= Anthony Catanzaro Square =

Square in Brooklyn, New York

Anthony Catanzaro Square is located within a traffic triangle that is the result of three street grids that meet in the Bath Beach neighborhood of Brooklyn, New York. At this junction, West 16 Street meets its northern end at the same place where Avenue Y meets its western end, both of these roads meeting Bay 50th Street.

In 1963, the City Council designated this triangle as Anthony Catanzaro Square, in honor of Private First Class Anthony Catanzaro (1916-1943), who was killed in the service of the country during World War II. A son of Italian immigrants, Anthony Catanzaro lived across the street from the triangle. Fighting in the 322nd Fighter Control Squadron, his ship was on its way to the front in Italy when it was torpedoed on November 26, 1943 by German forces. Private First Class Catanzaro was posthumously awarded the Purple Heart medal and buried at the nearby North Africa American Cemetery in Carthage, Tunisia. In this war, his younger brother Joseph (1919-2015) survived the June 6, 1944 invasion of Normandy and returned home vowing to honor Anthony.
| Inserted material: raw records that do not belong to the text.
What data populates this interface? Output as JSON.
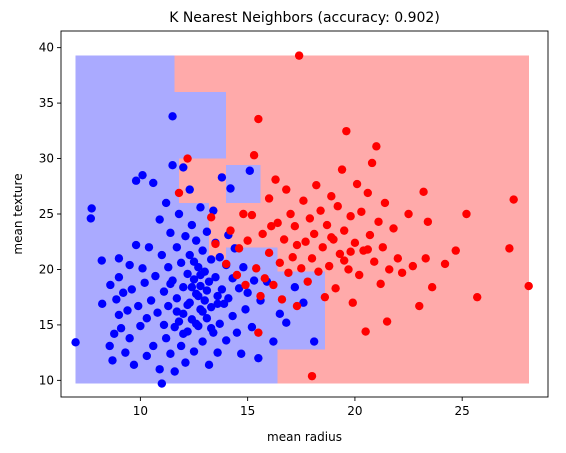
{
  "chart_data": {
    "type": "scatter",
    "title": "K Nearest Neighbors (accuracy: 0.902)",
    "xlabel": "mean radius",
    "ylabel": "mean texture",
    "xlim": [
      6.3,
      29.0
    ],
    "ylim": [
      8.5,
      41.5
    ],
    "xticks": [
      10,
      15,
      20,
      25
    ],
    "yticks": [
      10,
      15,
      20,
      25,
      30,
      35,
      40
    ],
    "grid": false,
    "legend": "none",
    "colors": {
      "class_0_point": "#0000ff",
      "class_1_point": "#ff0000",
      "class_0_region": "#aaaaff",
      "class_1_region": "#ffaaaa"
    },
    "decision_regions": {
      "x_range": [
        6.98,
        28.11
      ],
      "y_range": [
        9.71,
        39.28
      ],
      "class_0_blocks": [
        {
          "x": [
            6.98,
            11.6
          ],
          "y": [
            36.0,
            39.28
          ]
        },
        {
          "x": [
            6.98,
            14.0
          ],
          "y": [
            30.0,
            36.0
          ]
        },
        {
          "x": [
            6.98,
            11.8
          ],
          "y": [
            26.0,
            30.0
          ]
        },
        {
          "x": [
            14.0,
            15.6
          ],
          "y": [
            26.0,
            29.4
          ]
        },
        {
          "x": [
            6.98,
            13.2
          ],
          "y": [
            21.0,
            26.0
          ]
        },
        {
          "x": [
            6.98,
            14.0
          ],
          "y": [
            9.71,
            21.0
          ]
        },
        {
          "x": [
            14.0,
            16.4
          ],
          "y": [
            9.71,
            22.0
          ]
        },
        {
          "x": [
            16.4,
            18.6
          ],
          "y": [
            12.8,
            19.8
          ]
        }
      ]
    },
    "series": [
      {
        "class": 0,
        "color": "#0000ff",
        "points": [
          [
            6.98,
            13.43
          ],
          [
            7.69,
            24.6
          ],
          [
            7.73,
            25.5
          ],
          [
            8.2,
            20.8
          ],
          [
            8.22,
            16.9
          ],
          [
            8.57,
            13.1
          ],
          [
            8.6,
            18.6
          ],
          [
            8.7,
            11.8
          ],
          [
            8.78,
            14.2
          ],
          [
            8.88,
            17.3
          ],
          [
            9.0,
            21.0
          ],
          [
            9.0,
            19.3
          ],
          [
            9.0,
            15.9
          ],
          [
            9.1,
            14.7
          ],
          [
            9.2,
            17.9
          ],
          [
            9.3,
            12.5
          ],
          [
            9.4,
            16.3
          ],
          [
            9.5,
            20.4
          ],
          [
            9.5,
            13.8
          ],
          [
            9.6,
            18.2
          ],
          [
            9.7,
            11.4
          ],
          [
            9.8,
            28.0
          ],
          [
            9.8,
            22.2
          ],
          [
            9.9,
            16.7
          ],
          [
            10.0,
            14.9
          ],
          [
            10.1,
            20.1
          ],
          [
            10.1,
            28.5
          ],
          [
            10.2,
            18.8
          ],
          [
            10.3,
            12.2
          ],
          [
            10.3,
            15.6
          ],
          [
            10.4,
            22.0
          ],
          [
            10.5,
            17.2
          ],
          [
            10.6,
            27.8
          ],
          [
            10.6,
            13.1
          ],
          [
            10.7,
            19.4
          ],
          [
            10.8,
            16.1
          ],
          [
            10.9,
            24.5
          ],
          [
            10.9,
            11.0
          ],
          [
            11.0,
            21.3
          ],
          [
            11.0,
            9.71
          ],
          [
            11.1,
            15.0
          ],
          [
            11.1,
            18.0
          ],
          [
            11.2,
            13.8
          ],
          [
            11.2,
            26.0
          ],
          [
            11.3,
            20.2
          ],
          [
            11.3,
            16.7
          ],
          [
            11.4,
            23.3
          ],
          [
            11.4,
            12.4
          ],
          [
            11.5,
            33.81
          ],
          [
            11.5,
            29.4
          ],
          [
            11.5,
            19.0
          ],
          [
            11.6,
            14.8
          ],
          [
            11.6,
            10.8
          ],
          [
            11.7,
            22.0
          ],
          [
            11.7,
            17.4
          ],
          [
            11.8,
            15.3
          ],
          [
            11.8,
            25.0
          ],
          [
            11.9,
            20.6
          ],
          [
            11.9,
            13.1
          ],
          [
            12.0,
            18.4
          ],
          [
            12.0,
            29.2
          ],
          [
            12.0,
            16.0
          ],
          [
            12.1,
            23.0
          ],
          [
            12.1,
            11.6
          ],
          [
            12.2,
            19.6
          ],
          [
            12.2,
            14.4
          ],
          [
            12.3,
            27.2
          ],
          [
            12.3,
            21.3
          ],
          [
            12.3,
            17.0
          ],
          [
            12.4,
            24.0
          ],
          [
            12.4,
            15.5
          ],
          [
            12.5,
            19.1
          ],
          [
            12.5,
            12.6
          ],
          [
            12.6,
            22.6
          ],
          [
            12.6,
            17.8
          ],
          [
            12.7,
            20.2
          ],
          [
            12.7,
            14.9
          ],
          [
            12.8,
            18.5
          ],
          [
            12.8,
            25.6
          ],
          [
            12.8,
            16.4
          ],
          [
            12.9,
            21.7
          ],
          [
            12.9,
            13.5
          ],
          [
            13.0,
            19.8
          ],
          [
            13.0,
            17.2
          ],
          [
            13.1,
            23.4
          ],
          [
            13.1,
            15.6
          ],
          [
            13.2,
            18.9
          ],
          [
            13.2,
            11.4
          ],
          [
            13.3,
            20.9
          ],
          [
            13.3,
            16.6
          ],
          [
            13.4,
            25.3
          ],
          [
            13.4,
            14.3
          ],
          [
            13.5,
            19.3
          ],
          [
            13.5,
            22.4
          ],
          [
            13.6,
            17.6
          ],
          [
            13.6,
            12.5
          ],
          [
            13.7,
            21.1
          ],
          [
            13.7,
            15.1
          ],
          [
            13.8,
            18.2
          ],
          [
            13.8,
            28.3
          ],
          [
            13.9,
            16.9
          ],
          [
            14.0,
            20.4
          ],
          [
            14.0,
            13.6
          ],
          [
            14.1,
            23.1
          ],
          [
            14.1,
            17.4
          ],
          [
            14.2,
            27.3
          ],
          [
            14.3,
            19.2
          ],
          [
            14.3,
            15.8
          ],
          [
            14.4,
            21.9
          ],
          [
            14.5,
            14.3
          ],
          [
            14.6,
            18.3
          ],
          [
            14.7,
            12.4
          ],
          [
            14.8,
            20.2
          ],
          [
            14.9,
            16.4
          ],
          [
            15.0,
            17.9
          ],
          [
            15.1,
            28.9
          ],
          [
            15.2,
            14.8
          ],
          [
            15.3,
            19.0
          ],
          [
            15.5,
            12.0
          ],
          [
            15.6,
            17.2
          ],
          [
            15.9,
            18.9
          ],
          [
            16.2,
            13.5
          ],
          [
            16.5,
            16.0
          ],
          [
            16.8,
            15.2
          ],
          [
            17.2,
            18.4
          ],
          [
            17.6,
            17.0
          ],
          [
            18.1,
            13.5
          ],
          [
            12.7,
            17.6
          ],
          [
            12.9,
            16.2
          ],
          [
            13.1,
            18.1
          ],
          [
            12.4,
            18.4
          ],
          [
            12.2,
            16.8
          ],
          [
            12.6,
            15.1
          ],
          [
            13.3,
            14.7
          ],
          [
            12.0,
            14.2
          ],
          [
            11.7,
            16.2
          ],
          [
            13.6,
            16.9
          ],
          [
            12.8,
            19.5
          ],
          [
            11.4,
            18.7
          ],
          [
            12.5,
            20.7
          ]
        ]
      },
      {
        "class": 1,
        "color": "#ff0000",
        "points": [
          [
            11.8,
            26.9
          ],
          [
            12.2,
            30.0
          ],
          [
            13.3,
            24.7
          ],
          [
            13.5,
            22.3
          ],
          [
            14.0,
            20.5
          ],
          [
            14.2,
            23.5
          ],
          [
            14.5,
            19.5
          ],
          [
            14.6,
            21.9
          ],
          [
            14.8,
            25.0
          ],
          [
            14.9,
            18.6
          ],
          [
            15.0,
            22.6
          ],
          [
            15.2,
            24.9
          ],
          [
            15.3,
            30.3
          ],
          [
            15.4,
            20.1
          ],
          [
            15.5,
            33.56
          ],
          [
            15.5,
            14.3
          ],
          [
            15.6,
            17.6
          ],
          [
            15.7,
            23.2
          ],
          [
            15.8,
            19.2
          ],
          [
            16.0,
            26.4
          ],
          [
            16.0,
            21.5
          ],
          [
            16.2,
            18.6
          ],
          [
            16.3,
            28.1
          ],
          [
            16.4,
            24.2
          ],
          [
            16.5,
            20.6
          ],
          [
            16.6,
            17.3
          ],
          [
            16.7,
            22.7
          ],
          [
            16.8,
            27.2
          ],
          [
            16.9,
            19.7
          ],
          [
            17.0,
            25.0
          ],
          [
            17.1,
            21.1
          ],
          [
            17.2,
            23.9
          ],
          [
            17.3,
            16.7
          ],
          [
            17.4,
            39.28
          ],
          [
            17.5,
            20.1
          ],
          [
            17.6,
            26.2
          ],
          [
            17.7,
            22.5
          ],
          [
            17.8,
            18.9
          ],
          [
            17.9,
            24.6
          ],
          [
            18.0,
            21.0
          ],
          [
            18.0,
            10.38
          ],
          [
            18.1,
            23.2
          ],
          [
            18.2,
            27.6
          ],
          [
            18.3,
            19.8
          ],
          [
            18.4,
            25.3
          ],
          [
            18.5,
            22.0
          ],
          [
            18.6,
            17.5
          ],
          [
            18.7,
            24.0
          ],
          [
            18.8,
            20.3
          ],
          [
            18.9,
            26.6
          ],
          [
            19.0,
            22.7
          ],
          [
            19.1,
            18.3
          ],
          [
            19.2,
            25.7
          ],
          [
            19.3,
            21.4
          ],
          [
            19.4,
            29.0
          ],
          [
            19.5,
            23.5
          ],
          [
            19.6,
            32.47
          ],
          [
            19.7,
            20.0
          ],
          [
            19.8,
            24.8
          ],
          [
            19.9,
            17.0
          ],
          [
            20.0,
            22.4
          ],
          [
            20.1,
            27.7
          ],
          [
            20.2,
            19.5
          ],
          [
            20.3,
            25.2
          ],
          [
            20.4,
            21.7
          ],
          [
            20.5,
            14.4
          ],
          [
            20.6,
            26.9
          ],
          [
            20.7,
            23.1
          ],
          [
            20.8,
            29.6
          ],
          [
            20.9,
            20.7
          ],
          [
            21.0,
            31.1
          ],
          [
            21.1,
            24.3
          ],
          [
            21.2,
            18.7
          ],
          [
            21.3,
            22.0
          ],
          [
            21.4,
            26.0
          ],
          [
            21.5,
            15.3
          ],
          [
            21.6,
            20.0
          ],
          [
            21.8,
            23.7
          ],
          [
            22.0,
            21.0
          ],
          [
            22.2,
            19.7
          ],
          [
            22.5,
            25.0
          ],
          [
            22.7,
            20.3
          ],
          [
            23.0,
            16.7
          ],
          [
            23.2,
            27.0
          ],
          [
            23.3,
            21.0
          ],
          [
            23.4,
            24.3
          ],
          [
            23.6,
            18.4
          ],
          [
            24.2,
            20.5
          ],
          [
            24.7,
            21.7
          ],
          [
            25.2,
            25.0
          ],
          [
            25.7,
            17.5
          ],
          [
            27.2,
            21.9
          ],
          [
            27.4,
            26.3
          ],
          [
            28.1,
            18.5
          ],
          [
            19.8,
            21.6
          ],
          [
            18.9,
            22.9
          ],
          [
            19.5,
            20.8
          ],
          [
            20.6,
            21.8
          ],
          [
            17.3,
            22.2
          ],
          [
            16.1,
            23.9
          ]
        ]
      }
    ]
  }
}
Through the efforts of Joseph, a flagpole was installed and shrubs planted at the site, lovingly cared by Joseph who raised the park’s flag each morning.

Anthony Catanzaro Square is part of the Greenstreets program, a partnership between the New York City Parks Department and the city Department of Transportation that transforms unused traffic triangles and medians into green spaces.